Einige Wandgemälde enthalten keine politische Botschaft: Sie sind einfach kubistisch und erinnern ein wenig an die Werke Picassos. Man findet es in der Via Goceano.
Wandmalereien im Zentrum von Orgosolo.
Neben der Straßenkunst von Orgosolo gibt es auch andere wichtige Künstler*innen und Kulturschaffende aus Sardinien.
Pinuccio Sciola war in seiner Geburtsstadt San Sperate künstlerisch tätig – er war ein für seine „Klangsteine“ berühmter Bildhauer und schuf auch zahlreiche Wandgemälde.
Grazia Deledda war eine Schriftstellerin, die in der Stadt Nuoro in der Nähe von Orgosolo auf Sardinien geboren wurde. Sie schrieb mehr als 30 Bücher und erhielt 1926 den Nobelpreis für Literatur für den Roman „Canne al Vento“ (= Schilf im Wind), ein Titel, der die Lebensbedingungen auf Sardinien kritisierte. Die Gesellschaft war damals von Patriarchat, Armut und dem Konzept der „Ehre“ geprägt.
Idyllisches Orgosolo mit Bergpanorama
Neben der Straßenkunst in Orgosolo findet ihr hier einige Tipps, wie ihr nach Orgosolo gelangt, wo ihr am besten essen könnt und was ihr meiden solltet…

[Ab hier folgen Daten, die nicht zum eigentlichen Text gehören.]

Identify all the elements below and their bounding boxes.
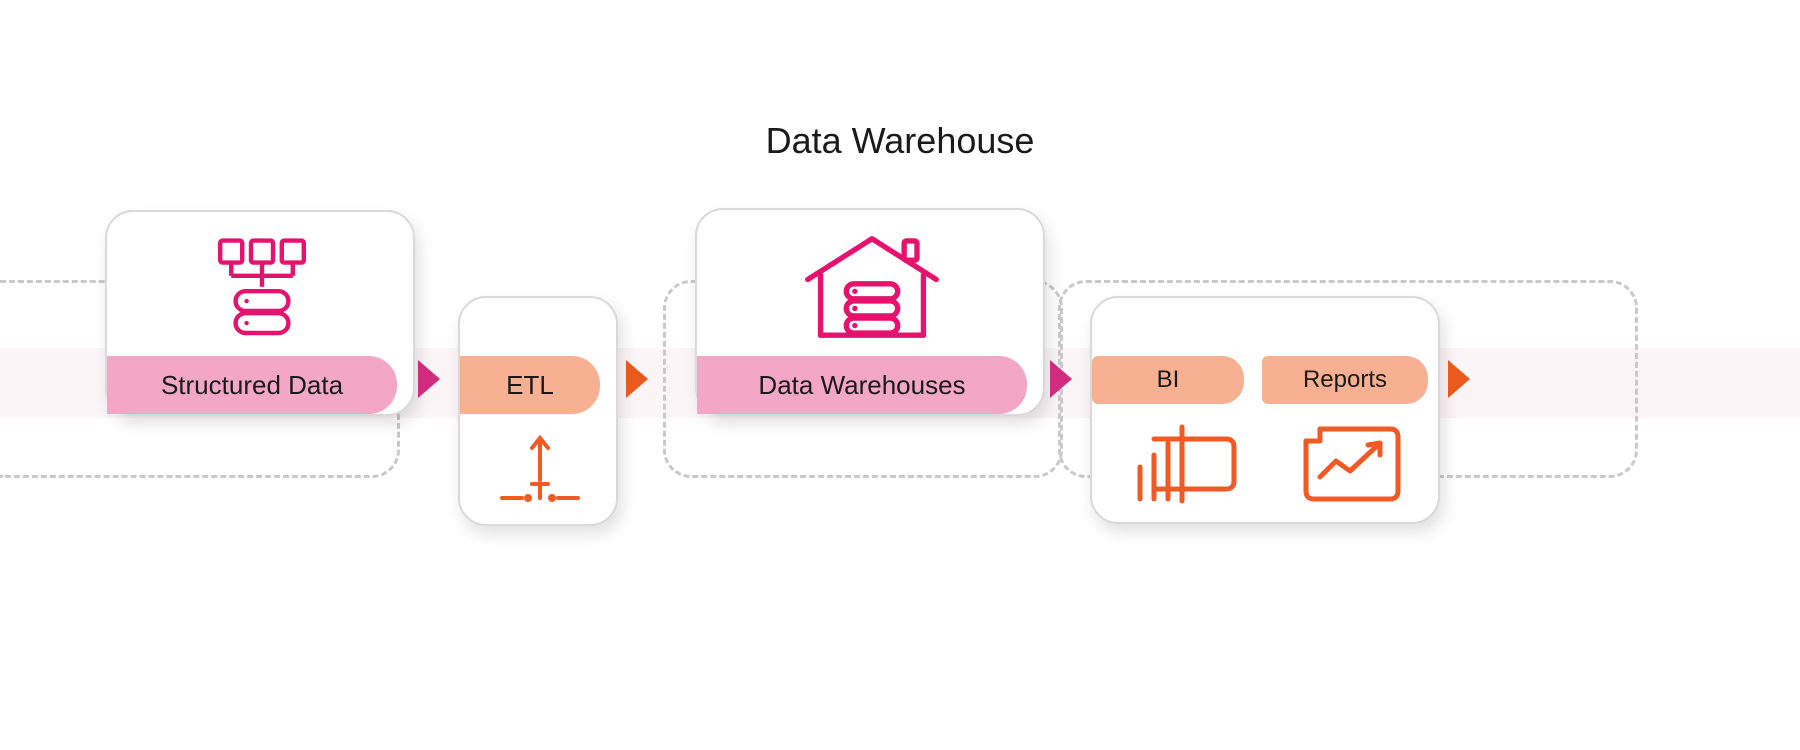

Von der nächstgrößeren Stadt Nouoro aus erreicht ihr Orgosolo bequem mit dem Bus (Linie 509, Fahrtzeit ca. 30 Min.) – informiert euch vorher unbedingt über den Fahrplan, denn je nach Saison gelten unterschiedliche Fahrpläne.
Hebt euren Hunger auf Gelato für eine andere Gelegenheit auf – die meisten Geschäfte sind sehr touristisch und das gilt auch für die Eisdielen.
Trinkt einen Kaffee (Espresso), Wein oder esst etwas in der kleinen lokalen Weinbar Braceria Amistade.
Taucht unbedingt in die Atmosphäre dieser lebendigen Kunststadt ein und nehmt euch ein oder zwei Minuten Zeit, um über die von den Künstler*innen angesprochenen Themen nachzudenken.
Die Straßenkunst in Orgosolo hat mich mit ihrer starken Botschaft (die größtenteils auf Italienisch ist) auf jeden Fall überrascht. Ich wurde mit vielen Themen konfrontiert, über die ich nachdenken musste, und war dennoch von dem malerischen Dorf und seinen Kunstwerken begeistert.
Wenn ihr zufällig auf Sardinien seid, solltet ihr euch dieses lebendige Dokument der Straßen- und Urban-Art-Geschichte von Orgosolo nicht entgehen lassen!